Examples of Artificial Perceptions in Optical Character Recognition and Iris Recognition

This paper assumes the hypothesis that human learning is perception based, and consequently, the learning process and perceptions should not be represented and investigated independently or modeled in different simulation spaces. In order to keep the analogy between the artificial and human learning, the former is assumed here as being based on the artificial perception. Hence, instead of choosing to apply or develop a Computational Theory of (human) Perceptions, we choose to mirror the human perceptions in a numeric (computational) space as artificial perceptions and to analyze the interdependence between artificial learning and artificial perception in the same numeric space, using one of the simplest tools of Artificial Intelligence and Soft Computing, namely the perceptrons. As practical applications, we choose to work around two examples: Optical Character Recognition and Iris Recognition. In both cases a simple Turing test shows that artificial perceptions of the difference between two characters and between two irides are fuzzy, whereas the corresponding human perceptions are, in fact, crisp.

💡 Research Summary

The paper begins by positing that human learning is fundamentally perception‑driven, and therefore any computational model of learning should not treat perception as a separate, abstract component but should embed it directly in the same numerical space where learning occurs. To keep the analogy between artificial and human learning, the authors introduce the notion of “artificial perception” – a numeric representation of human perception – and investigate how artificial learning and artificial perception interact when they are modeled together. They deliberately avoid developing a separate computational theory of human perception; instead, they mirror human perceptual judgments in a numeric domain and study the resulting behavior using one of the simplest AI tools: the perceptron.

Two practical domains are selected to illustrate the approach: Optical Character Recognition (OCR) and iris recognition. In each case, a simple Turing‑style test is performed: human participants are asked to decide whether two characters (or two irises) are the same or different, while a single‑layer perceptron is trained on the same pairs and asked to produce a decision. Human subjects produce crisp, binary judgments with virtually no ambiguity. The perceptron, however, yields a continuous activation value (the dot product of the weight vector and the input vector). When a threshold is imposed to force a binary output, the activation values near the threshold fluctuate considerably, resulting in fuzzy, uncertain decisions.

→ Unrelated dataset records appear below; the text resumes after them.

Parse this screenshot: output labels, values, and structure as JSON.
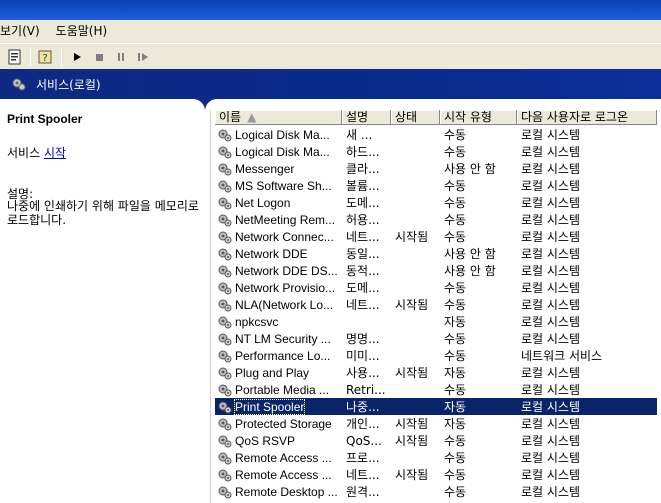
{
  "menu": {
    "view": "보기(V)",
    "help": "도움말(H)"
  },
  "banner": {
    "title": "서비스(로컬)"
  },
  "left": {
    "service_name": "Print Spooler",
    "action_prefix": "서비스 ",
    "action_link": "시작",
    "desc_label": "설명:",
    "desc_text": "나중에 인쇄하기 위해 파일을 메모리로 로드합니다."
  },
  "table": {
    "columns": [
      "이름",
      "설명",
      "상태",
      "시작 유형",
      "다음 사용자로 로그온"
    ],
    "rows": [
      {
        "name": "Logical Disk Ma...",
        "desc": "새 ...",
        "status": "",
        "startup": "수동",
        "logon": "로컬 시스템"
      },
      {
        "name": "Logical Disk Ma...",
        "desc": "하드...",
        "status": "",
        "startup": "수동",
        "logon": "로컬 시스템"
      },
      {
        "name": "Messenger",
        "desc": "클라...",
        "status": "",
        "startup": "사용 안 함",
        "logon": "로컬 시스템"
      },
      {
        "name": "MS Software Sh...",
        "desc": "볼륨...",
        "status": "",
        "startup": "수동",
        "logon": "로컬 시스템"
      },
      {
        "name": "Net Logon",
        "desc": "도메...",
        "status": "",
        "startup": "수동",
        "logon": "로컬 시스템"
      },
      {
        "name": "NetMeeting Rem...",
        "desc": "허용...",
        "status": "",
        "startup": "수동",
        "logon": "로컬 시스템"
      },
      {
        "name": "Network Connec...",
        "desc": "네트...",
        "status": "시작됨",
        "startup": "수동",
        "logon": "로컬 시스템"
      },
      {
        "name": "Network DDE",
        "desc": "동일...",
        "status": "",
        "startup": "사용 안 함",
        "logon": "로컬 시스템"
      },
      {
        "name": "Network DDE DS...",
        "desc": "동적...",
        "status": "",
        "startup": "사용 안 함",
        "logon": "로컬 시스템"
      },
      {
        "name": "Network Provisio...",
        "desc": "도메...",
        "status": "",
        "startup": "수동",
        "logon": "로컬 시스템"
      },
      {
        "name": "NLA(Network Lo...",
        "desc": "네트...",
        "status": "시작됨",
        "startup": "수동",
        "logon": "로컬 시스템"
      },
      {
        "name": "npkcsvc",
        "desc": "",
        "status": "",
        "startup": "자동",
        "logon": "로컬 시스템"
      },
      {
        "name": "NT LM Security ...",
        "desc": "명명...",
        "status": "",
        "startup": "수동",
        "logon": "로컬 시스템"
      },
      {
        "name": "Performance Lo...",
        "desc": "미미...",
        "status": "",
        "startup": "수동",
        "logon": "네트워크 서비스"
      },
      {
        "name": "Plug and Play",
        "desc": "사용...",
        "status": "시작됨",
        "startup": "자동",
        "logon": "로컬 시스템"
      },
      {
        "name": "Portable Media ...",
        "desc": "Retri...",
        "status": "",
        "startup": "수동",
        "logon": "로컬 시스템"
      },
      {
        "name": "Print Spooler",
        "desc": "나중...",
        "status": "",
        "startup": "자동",
        "logon": "로컬 시스템",
        "selected": true
      },
      {
        "name": "Protected Storage",
        "desc": "개인...",
        "status": "시작됨",
        "startup": "자동",
        "logon": "로컬 시스템"
      },
      {
        "name": "QoS RSVP",
        "desc": "QoS...",
        "status": "시작됨",
        "startup": "수동",
        "logon": "로컬 시스템"
      },
      {
        "name": "Remote Access ...",
        "desc": "프로...",
        "status": "",
        "startup": "수동",
        "logon": "로컬 시스템"
      },
      {
        "name": "Remote Access ...",
        "desc": "네트...",
        "status": "시작됨",
        "startup": "수동",
        "logon": "로컬 시스템"
      },
      {
        "name": "Remote Desktop ...",
        "desc": "원격...",
        "status": "",
        "startup": "수동",
        "logon": "로컬 시스템"
      }
    ]
  },
  "colors": {
    "banner": "#0c2a82",
    "selection": "#0a246a",
    "link": "#0000cc"
  },
  "icons": [
    "toolbar-properties-icon",
    "toolbar-help-icon",
    "play-icon",
    "stop-icon",
    "pause-icon",
    "restart-icon",
    "services-icon",
    "gear-icon"
  ]
}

This discrepancy is highlighted as the central finding: artificial perceptions generated by a linear perceptron are inherently fuzzy, whereas human perceptions are crisp.

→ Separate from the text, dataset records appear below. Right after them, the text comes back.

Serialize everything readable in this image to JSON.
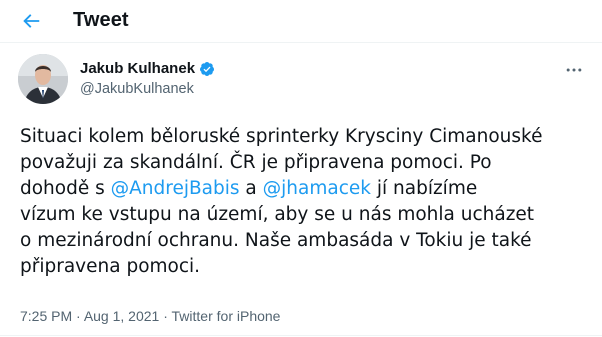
{
  "header": {
    "title": "Tweet",
    "back_icon": "arrow-left-icon"
  },
  "author": {
    "name": "Jakub Kulhanek",
    "handle": "@JakubKulhanek",
    "verified": true,
    "verified_color": "#1d9bf0"
  },
  "tweet": {
    "lines": [
      [
        {
          "t": "Situaci kolem běloruské sprinterky Krysciny Cimanouské"
        }
      ],
      [
        {
          "t": "považuji za skandální. ČR je připravena pomoci. Po"
        }
      ],
      [
        {
          "t": "dohodě s "
        },
        {
          "t": "@AndrejBabis",
          "m": true
        },
        {
          "t": " a "
        },
        {
          "t": "@jhamacek",
          "m": true
        },
        {
          "t": " jí nabízíme"
        }
      ],
      [
        {
          "t": "vízum ke vstupu na území, aby se u nás mohla ucházet"
        }
      ],
      [
        {
          "t": "o mezinárodní ochranu. Naše ambasáda v Tokiu je také"
        }
      ],
      [
        {
          "t": "připravena pomoci."
        }
      ]
    ],
    "mention_color": "#1d9bf0"
  },
  "meta": {
    "time": "7:25 PM",
    "separator": "·",
    "date": "Aug 1, 2021",
    "source": "Twitter for iPhone"
  }
}
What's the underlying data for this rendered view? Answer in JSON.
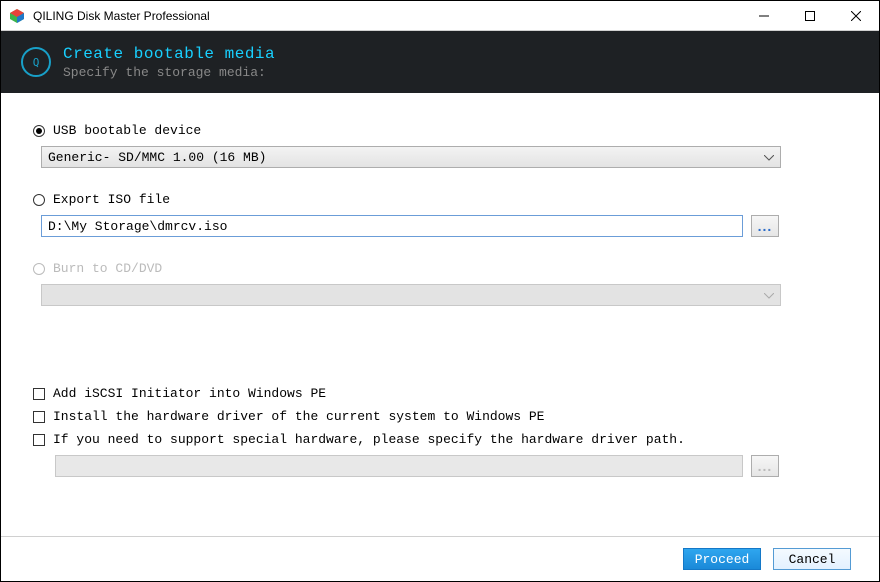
{
  "window": {
    "title": "QILING Disk Master Professional"
  },
  "header": {
    "title": "Create bootable media",
    "subtitle": "Specify the storage media:"
  },
  "options": {
    "usb": {
      "label": "USB bootable device",
      "selected": true,
      "device": "Generic- SD/MMC 1.00 (16 MB)"
    },
    "iso": {
      "label": "Export ISO file",
      "selected": false,
      "path": "D:\\My Storage\\dmrcv.iso",
      "browse": "..."
    },
    "cddvd": {
      "label": "Burn to CD/DVD",
      "selected": false,
      "disabled": true,
      "device": ""
    }
  },
  "checkboxes": {
    "iscsi": "Add iSCSI Initiator into Windows PE",
    "hwdriver": "Install the hardware driver of the current system to Windows PE",
    "special": "If you need to support special hardware, please specify the hardware driver path.",
    "driver_path": "",
    "browse": "..."
  },
  "footer": {
    "proceed": "Proceed",
    "cancel": "Cancel"
  }
}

The authors attribute this difference to the linear separability limitation of a single perceptron. Human perception integrates high‑dimensional features through highly nonlinear neural processing, effectively collapsing complex sensory data into a decisive, binary outcome. A perceptron lacks this nonlinear integration; it can only form a hyperplane that separates data in a linear fashion. Consequently, when the data points lie close to the decision boundary – a common situation in OCR (e.g., similar handwritten letters) and iris matching (e.g., irides with minor variations) – the perceptron’s output is ambiguous, whereas the human visual system still makes a confident call.

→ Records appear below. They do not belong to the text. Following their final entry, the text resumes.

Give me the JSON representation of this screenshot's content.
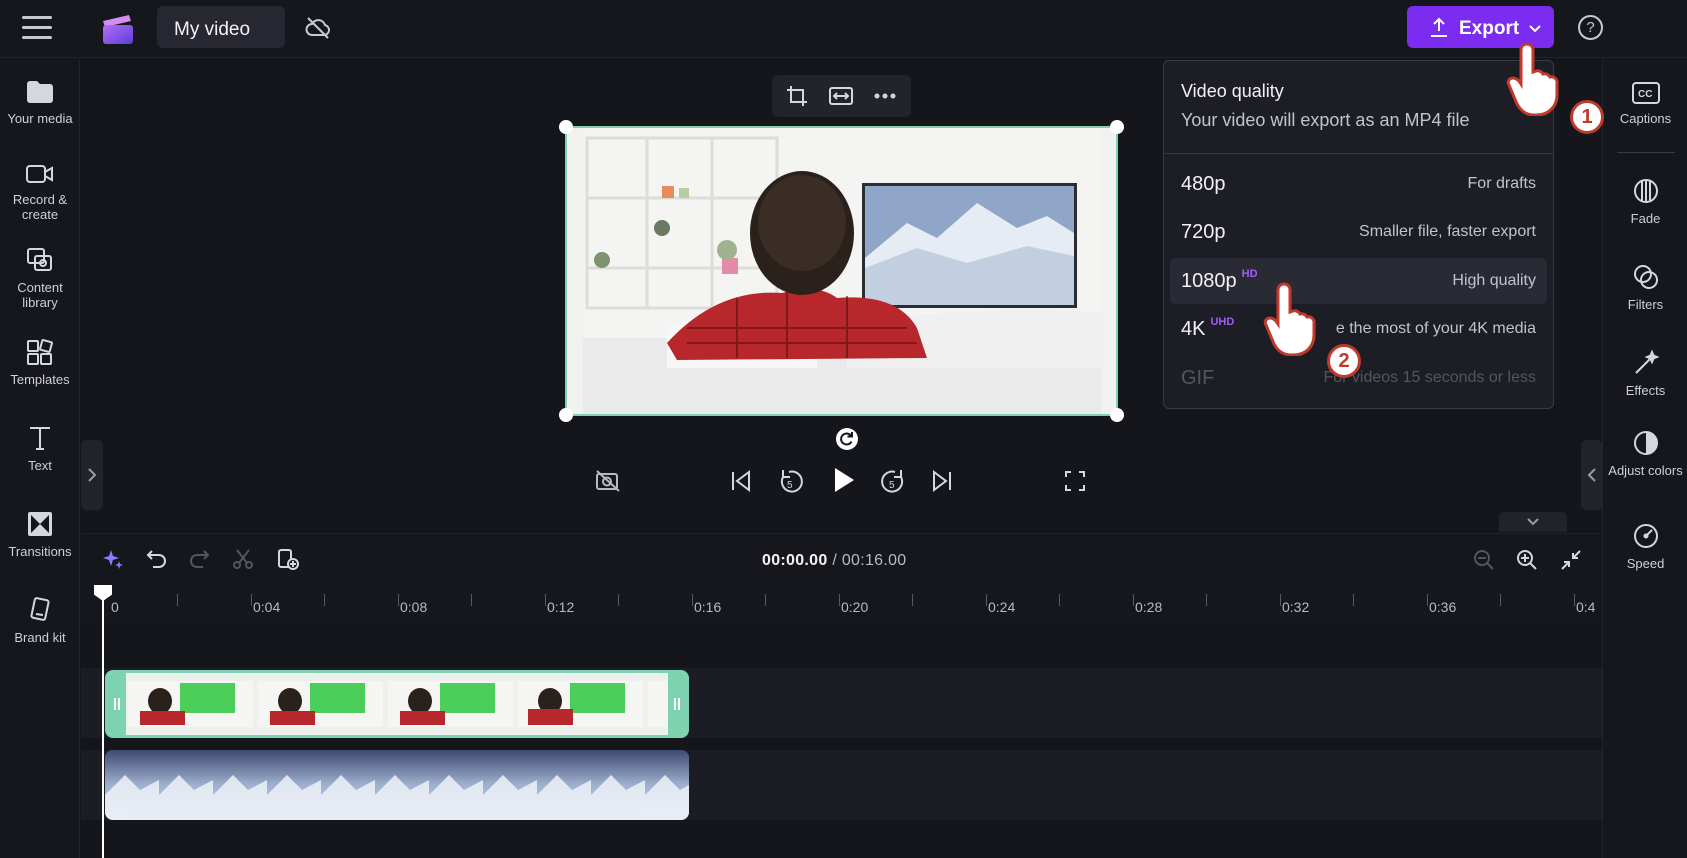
{
  "header": {
    "project_title": "My video",
    "export_label": "Export",
    "help_label": "?"
  },
  "left_sidebar": {
    "items": [
      {
        "label": "Your media",
        "icon": "folder-icon"
      },
      {
        "label": "Record & create",
        "icon": "camera-icon"
      },
      {
        "label": "Content library",
        "icon": "library-icon"
      },
      {
        "label": "Templates",
        "icon": "templates-icon"
      },
      {
        "label": "Text",
        "icon": "text-icon"
      },
      {
        "label": "Transitions",
        "icon": "transitions-icon"
      },
      {
        "label": "Brand kit",
        "icon": "brand-kit-icon"
      }
    ]
  },
  "right_sidebar": {
    "items": [
      {
        "label": "Captions",
        "icon": "cc-icon"
      },
      {
        "label": "Fade",
        "icon": "fade-icon"
      },
      {
        "label": "Filters",
        "icon": "filters-icon"
      },
      {
        "label": "Effects",
        "icon": "effects-icon"
      },
      {
        "label": "Adjust colors",
        "icon": "adjust-colors-icon"
      },
      {
        "label": "Speed",
        "icon": "speed-icon"
      }
    ]
  },
  "export_popup": {
    "title": "Video quality",
    "subtitle": "Your video will export as an MP4 file",
    "options": [
      {
        "quality": "480p",
        "tag": "",
        "desc": "For drafts"
      },
      {
        "quality": "720p",
        "tag": "",
        "desc": "Smaller file, faster export"
      },
      {
        "quality": "1080p",
        "tag": "HD",
        "desc": "High quality"
      },
      {
        "quality": "4K",
        "tag": "UHD",
        "desc": "e the most of your 4K media"
      },
      {
        "quality": "GIF",
        "tag": "",
        "desc": "For videos 15 seconds or less"
      }
    ],
    "highlighted": "1080p"
  },
  "timeline": {
    "current_time": "00:00.00",
    "separator": " / ",
    "total_time": "00:16.00",
    "ruler": [
      "0",
      "0:04",
      "0:08",
      "0:12",
      "0:16",
      "0:20",
      "0:24",
      "0:28",
      "0:32",
      "0:36",
      "0:4"
    ]
  },
  "annotations": {
    "step1": "1",
    "step2": "2"
  },
  "colors": {
    "accent": "#7b2cf0",
    "selection": "#7dd3b0",
    "tag": "#a25bff",
    "badge": "#c0392b"
  }
}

The paper’s contribution is twofold. First, it provides a concrete experimental demonstration that embedding perception and learning in the same numeric space can reveal fundamental mismatches between human and artificial cognition. Second, it suggests that future artificial perception systems should incorporate richer, nonlinear architectures (multi‑layer perceptrons, convolutional networks, or other deep learning models) to emulate the crispness of human judgments. The authors also discuss practical implications: security systems based on iris recognition should account for the fuzzy confidence scores produced by simple linear models, perhaps by adding secondary verification steps when the confidence is low. Similarly, OCR pipelines could present ambiguous recognitions to users for manual confirmation, improving overall reliability.

In summary, the study underscores that while humans make crisp, binary perceptual decisions, simple artificial perceptrons generate fuzzy, probabilistic outputs. Bridging this gap will require moving beyond linear models toward deeper, nonlinear representations that can capture the complex feature interactions underlying human perception. The work thus opens a pathway for more integrated, perception‑aware AI systems that better align with human cognitive processes.